I was talking to Arthur Gleckler last night and he mentioned that he had been making good use of a function he called index-list. This function takes two selector functions and a list of objects. The first selector extracts a key from each object, and the second selector extracts a value. A table is returned that maps the keys to a list of all the values that were associated with that key.

I had to laugh. I had written the same function a few month back. I called it collate.

Here is Arthur’s version in Scheme:

(define (index-list elements table choose-data choose-key)
  "Given a hash table ‘table’, walk a list of ‘elements’ E, using
‘choose-key’ to extract the key K from each E and ‘choose-data’ to
extract a list of data D from each E.  Store each K in ‘table’ along
with a list of all the elements of all the D for that K."
  (do-list (e elements)
    (hash-table-update!/default
     table
     (choose-key e)
     (lambda (previous) (append (choose-data e) previous))
     ’()))
  table)

And here is my version in Common Lisp:

(defun collate (list &key (key #’car) (test #’eql)
                               (merger (merge-adjoin :test #’eql)) (default nil))
  (let ((table (make-hash-table :test test)))
    (dolist (element list table)
      (let ((key (funcall key element)))
        (setf (gethash key table)
              (funcall merger (gethash key table default) element))))))

So how do they differ?

  • Arthur’s version takes the hash table as a parameter. This allows the caller to control the hash table’s properties. My version creates a hash table using the test parameter, which defaults to eql.
  • Arthur’s version uses choose-key to extract the key from each element. My version uses key, which is a keyword parameter defaulting to car. My choice was driven by the convention of Common Lisp sequence functions to take a :key parameter.
  • Arthur’s version uses a default value of ’() for the entries in the hash table. My version uses the :default keyword argument that defaults to ’().
  • Arthur’s version uses choose-data to extract the datum in each element. My version uses the :merger keyword argument to specify how to merge the entire element into the table. If you only want a subfield of the element, you can compose a selector function with a merger function.
  • Arthur’s version uses append to collect the data associated with each element. My version uses a merger function to merge the element into the entry in the hash table. The default merger is merge-adjoin, which uses adjoin to add the element to the list of elements associated with the key. merge-adjoin is paramterized by a test function that defaults to eql. If the test is true, the new data is not merged, so the result of (merge-adjoin #’eql) is a list with no duplicates.
  • If you instead specify a default of 0 and a merger of (lambda (existing new) (+ existing 1)) you get a histogram.
  • Another merger I make use of is merge-unique, which ensures that all copies of the data being merged are the same, raising a warning if they are not.
  • Finally, I occasionally make use of a higher-order merger called merge-list that takes a list of mergers and applies them elementwise to two lists to be merged. This allows you to create a singleton aggregate merged element where the subfields are merged using different strategies.

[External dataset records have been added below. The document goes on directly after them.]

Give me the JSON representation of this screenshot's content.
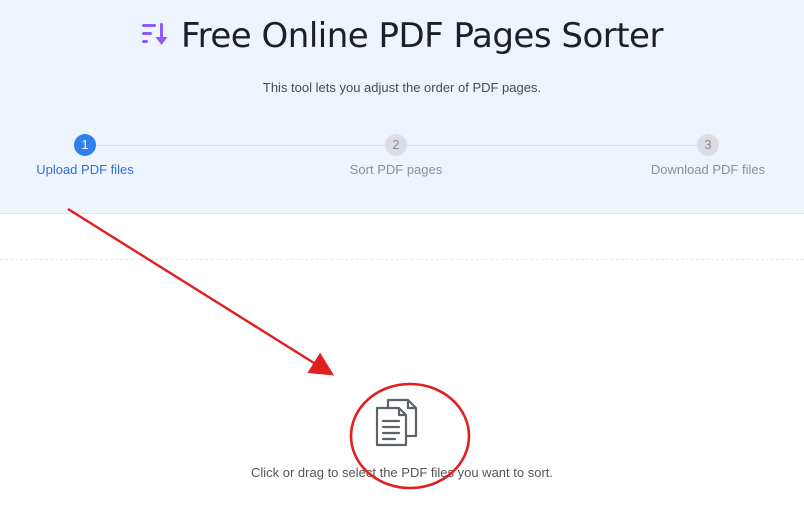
{
  "header": {
    "title": "Free Online PDF Pages Sorter",
    "subtitle": "This tool lets you adjust the order of PDF pages.",
    "icon": "sort-icon"
  },
  "steps": [
    {
      "number": "1",
      "label": "Upload PDF files",
      "active": true
    },
    {
      "number": "2",
      "label": "Sort PDF pages",
      "active": false
    },
    {
      "number": "3",
      "label": "Download PDF files",
      "active": false
    }
  ],
  "dropzone": {
    "icon": "documents-icon",
    "text": "Click or drag to select the PDF files you want to sort."
  },
  "colors": {
    "accent": "#2f80ed",
    "hero_bg": "#eef4fe",
    "title_icon": "#8b5cf6",
    "annotation": "#e02020"
  }
}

Like Arthur, I found this to be a very useful function. I was auditing a data set obtained from GitHub. It came in as a flat list of records of users. Each record was a list of GitHub org, GitHub ID, and SAML/SSO login. Many of our users inadvertently have multiple GitHub IDs associated with their accounts. I used my collate function to create a table that mapped SAML/SSO login to a list of all the GitHub IDs associated with that login, and the list of orgs where that mapping applies.

1 comment:

Arthur A. Gleckler said...

It was fun to find out that we had come up with such similar code. I use that procedure all over the place.